Banks, while a more high-intensity commercial use than offices, may be desirable, Leoncavallo has said.

Planning Board Chairman Dr. John Misiewicz, a chiropractor who works out of an office at the corner of Washington Road and Main Street, said he was not in favor of medical or dentistry uses being permitted in the zone. He said that today’s medical offices are larger, and parking would be a concern.

“It is more like a clinical office with a number of doctors, not single-family practitioners like in the past,” Misiewicz said. “Usually two spaces [are needed for] every treatment room and one for each employee.”

Businesses such as bars or restaurants would not be permitted, though current establishments on Washington Road would be “grandfathered in.”

Leoncavallo told the board that anyone who proposes a business for Washington Road will have to present a traffic survey to prove that they are not impacting the area significantly.

Bella said he supports the idea of permitting commercial uses on Washington Road, because it would send a message to real estate agents and keep mobile homeowners from trying to rent properties on the road.

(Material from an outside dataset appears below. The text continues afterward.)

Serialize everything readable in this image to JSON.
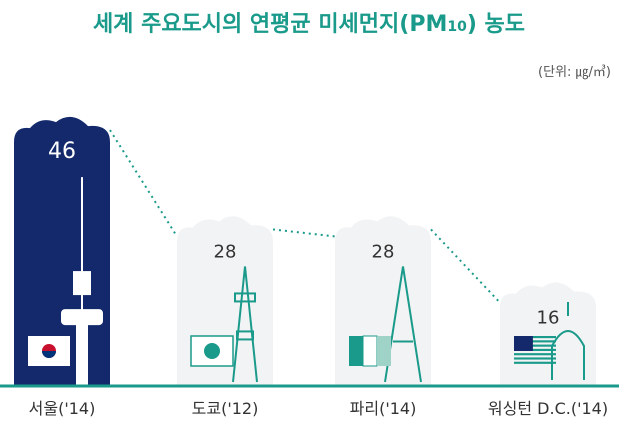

This action would also be part of an effort by the board to prevent older homes from becoming multifamily households, Bella said.

Board Vice Chairman Thomas Tighe added that it is less desirable for people to live on main thoroughfares such as Washington and Ernston roads. Permitting businesses there would allow for more creative uses for the properties, he said.

“This is a step in the right direction,” Tighe said.